Agent pipelines fail silently. An agent returns the wrong schema, the next agent parses what it can, and three steps later you get a KeyError that looks like a publisher bug — not the researcher’s unvalidated citation from four minutes earlier. Rifft instruments that chain with a single import and decorator, capturing every handoff, tool call, and state change as a span. When the run fails, Rifft walks backwards through the spans to surface the root cause — not the last error thrown, but the first place the state diverged from what downstream agents expected.

The differentiating mechanism is the MAST taxonomy: four classified failure modes (unverified output, tool loops, handoff schema mismatches, and context overflow) that Rifft maps each broken run to. This classification matters in practice because it converts a unique-looking stack trace into a category you have seen before, which also lets Rifft surface similar prior runs. When the same researcher agent passed a bad citation three times last week, you see that — before you spend an hour treating Tuesday’s failure as novel.

Rifft fits teams running agent pipelines that are already in production and failing in ways that raw logs cannot diagnose in reasonable time. The vendor states support for CrewAI, AutoGen, LangGraph, LlamaIndex, OpenAI Swarm, and custom stacks via OpenTelemetry. The integration path is five lines of code — one import, one decorator on the entry point — and the vendor states no exporters, collectors, or YAML configuration are required.
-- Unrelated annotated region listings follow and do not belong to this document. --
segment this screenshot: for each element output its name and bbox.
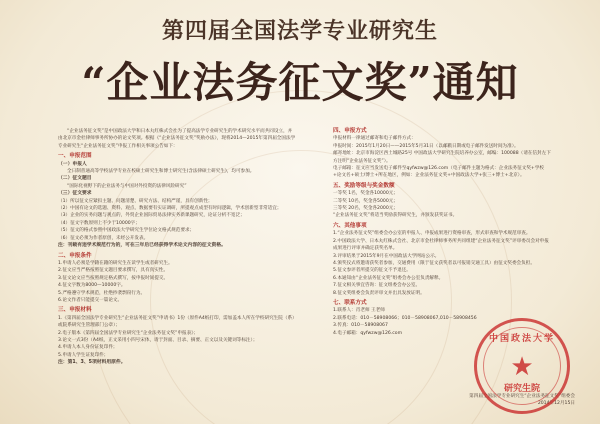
list-item: （4）征文字数原则上不少于10000字； bbox=[58, 220, 140, 226]
list-item: 1.“企业法务征文奖”组委会办公室的申报人、申报成果进行资格审查，形式审查和学术规范审查。 bbox=[333, 231, 531, 237]
notice-title: “企业法务征文奖”通知 bbox=[81, 58, 519, 107]
contact-item: 3.传真：010－58908067 bbox=[333, 323, 388, 329]
list-item: （2）中国有论文的选题、资料、观点、数据要有实证调研，所提观点成型有时间逻辑，学术创新型非常适宜； bbox=[58, 206, 282, 212]
issue-date: 2014年12月15日 bbox=[537, 401, 575, 406]
prize-item: 一等奖 1名，奖金各10000元； bbox=[333, 191, 398, 197]
subsection-heading: （一）申报人 bbox=[58, 161, 87, 167]
prize-item: 三等奖 20名，奖金各2000元； bbox=[333, 206, 398, 212]
paragraph: 申报材料一律通过邮寄和电子邮件方式： bbox=[333, 136, 416, 142]
notice-subtitle: 第四届全国法学专业研究生 bbox=[161, 18, 438, 44]
contact-item: 1.联系人：肖老师 王老师 bbox=[333, 308, 385, 314]
section-heading: 三、申报材料 bbox=[58, 307, 92, 314]
list-item: 6.论文作者只能提交一篇论文。 bbox=[58, 297, 123, 303]
right-column bbox=[333, 128, 551, 337]
section-heading: 四、申报方式 bbox=[333, 128, 367, 134]
section-heading: 六、其他事项 bbox=[333, 222, 367, 229]
list-item: 2.中国政法大学、日本丸红株式会社、北京市金杜律师事务所共同组建“企业法务征文奖”评审委员会对申报成果进行评审并确定获奖名单。 bbox=[333, 238, 549, 252]
list-item: 5.申请人学生证复印件； bbox=[58, 352, 109, 358]
list-item: 4.征文字数为8000—10000字。 bbox=[58, 283, 126, 289]
list-item: 8.征文奖组委会负责评审文并出具发放证明。 bbox=[333, 290, 425, 296]
seal-arc-text: 中国政法大学 bbox=[488, 334, 555, 344]
list-item: 5.征文参评者所提交的征文不予退还。 bbox=[333, 268, 411, 274]
list-item: （6）征文必须为作者原创，未经公开发表。 bbox=[58, 235, 149, 241]
section-heading: 七、联系方式 bbox=[333, 299, 367, 306]
star-icon: ★ bbox=[510, 352, 534, 382]
list-item: 邮寄地址：北京市海淀区西土城路25号 中国政法大学研究生院培养办公室，邮编：100088（请在信封左下方注明“企业法务征文奖”）。 bbox=[333, 151, 551, 164]
list-item: 5.严格遵守学术规范，杜绝抄袭剽窃行为。 bbox=[58, 290, 146, 296]
list-item: （5）征文的格式参照中国政法大学研究生学位论文格式规范要求； bbox=[58, 228, 195, 234]
list-item: 1.申请人必须是学籍在籍的研究生在读学生或者研究生。 bbox=[58, 260, 173, 266]
notice-note: 注：刊载有违学术规范行为的，可在三年后已经获得学术论文内容的征文资格。 bbox=[58, 243, 226, 249]
seal-bottom-text: 研究生院 bbox=[503, 384, 540, 394]
subsection-heading: （二）征文题目 bbox=[58, 176, 92, 182]
contact-item: 2.联系电话：010－58908066；010－58908067,010－58908456 bbox=[333, 315, 477, 321]
list-item: 3.征文论文应当按照规定格式撰写，按申报时间提交。 bbox=[58, 275, 169, 281]
contact-item: 4.电子邮箱：qyfwzw@126.com bbox=[333, 330, 403, 336]
list-item: 注：第1、3、5项材料用原件。 bbox=[58, 360, 126, 366]
section-heading: 五、奖励等级与奖金数额 bbox=[333, 182, 395, 189]
subsection-heading: （三）征文要求 bbox=[58, 191, 92, 197]
paragraph: “国际化视野下的企业法务与中国对外投资的法律风险研究” bbox=[67, 183, 187, 189]
organizer-name: 第四届全国法学专业研究生“企业法务征文奖”组委会 bbox=[469, 394, 575, 399]
intro-paragraph: “企业法务征文奖”是中国政法大学和日本丸红株式会社为了提高法学专业研究生的学术研究水平而共同设立，并由北京市金杜律师事务所协办的论文奖项。根据《“企业法务征文奖”奖励办法》，现将2014—2015年第四届全国法学专业研究生“企业法务征文奖”申报工作相关事项公告如下： bbox=[58, 129, 296, 149]
list-item: 1.《第四届全国法学专业研究生“企业法务征文奖”申请书》1份（原件A4纸打印，需加盖本人所在学校研究生院（系）或院系研究生管理部门公章）； bbox=[58, 315, 295, 329]
list-item: （3）企业的实务问题与观点的，外贸企业国际贸易法律实务新课题研究，论证分析不宽泛； bbox=[58, 213, 245, 219]
list-item: 7.征文相关事宜咨询：征文组委会办公室。 bbox=[333, 283, 421, 289]
section-heading: 二、申报条件 bbox=[58, 252, 92, 259]
list-item: 4.申请人本人身份证复印件； bbox=[58, 345, 118, 351]
list-item: 3.评审结果于2015年9月在中国政法大学网站公示。 bbox=[333, 253, 440, 259]
official-seal bbox=[474, 318, 570, 414]
prize-item: 二等奖 10名，奖金各5000元； bbox=[333, 198, 398, 204]
list-item: 6.本通知由“企业法务征文奖”组委会办公室负责解释。 bbox=[333, 275, 444, 281]
list-item: 2.征文应当严格按照征文题目要求撰写，具有真实性。 bbox=[58, 268, 169, 274]
list-item: 2.电子版本《第四届全国法学专业研究生“企业法务征文奖”申报表》； bbox=[58, 330, 199, 336]
left-column bbox=[58, 128, 296, 367]
paragraph: “企业法务征文奖”将适当奖励获得研究生，并颁发获奖证书。 bbox=[333, 213, 458, 219]
list-item: 电子邮箱：征文应当发送电子邮件至qyfwzw@126.com（电子邮件主题为格式：企业法务征文奖+学校+论文名+硕士/博士+所在地区，例如：企业法务征文奖+中国政法大学+张三+博士+北京）。 bbox=[333, 166, 544, 179]
list-item: 3.论文一式3份（A4纸，正文采用小四号宋体，请于封面、目录、摘要、正文以及关键词等标注）； bbox=[58, 337, 258, 343]
list-item: 申报时间：2015年1月20日——2015年5月31日（以邮戳日期或电子邮件发送时间为准）。 bbox=[333, 143, 519, 149]
list-item: （1）所以征文应紧扣主题、问题清楚、研究方法、结构严谨，具有创新性； bbox=[58, 198, 213, 204]
list-item: 4.颁奖仪式将邀请获奖者参加，交通费用（限于征文获奖者以可报销交通工具）由征文奖委会负担。 bbox=[333, 260, 535, 266]
paragraph: 全日制普通高等学校法学专业在校硕士研究生和博士研究生(含法律硕士研究生)，均可参加。 bbox=[67, 169, 255, 175]
section-heading: 一、申报范围 bbox=[58, 153, 92, 160]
Where Rifft breaks down: the tool is a cloud-hosted service with no self-hosted deployment path, so traces leave your infrastructure. Teams with data residency requirements or contracts that prohibit external telemetry have no workaround within the product.

The replay mechanic — forking a run from any span with patched inputs or a swapped agent — is the sharpest production-facing feature. The vendor reports 2.8 seconds end-to-end replay time, which means iterating on a fix and confirming it resolves the broken handoff takes less time than re-reading the original trace. Side-by-side run diffing is available to compare the failed run against the passing replay before promoting the fix.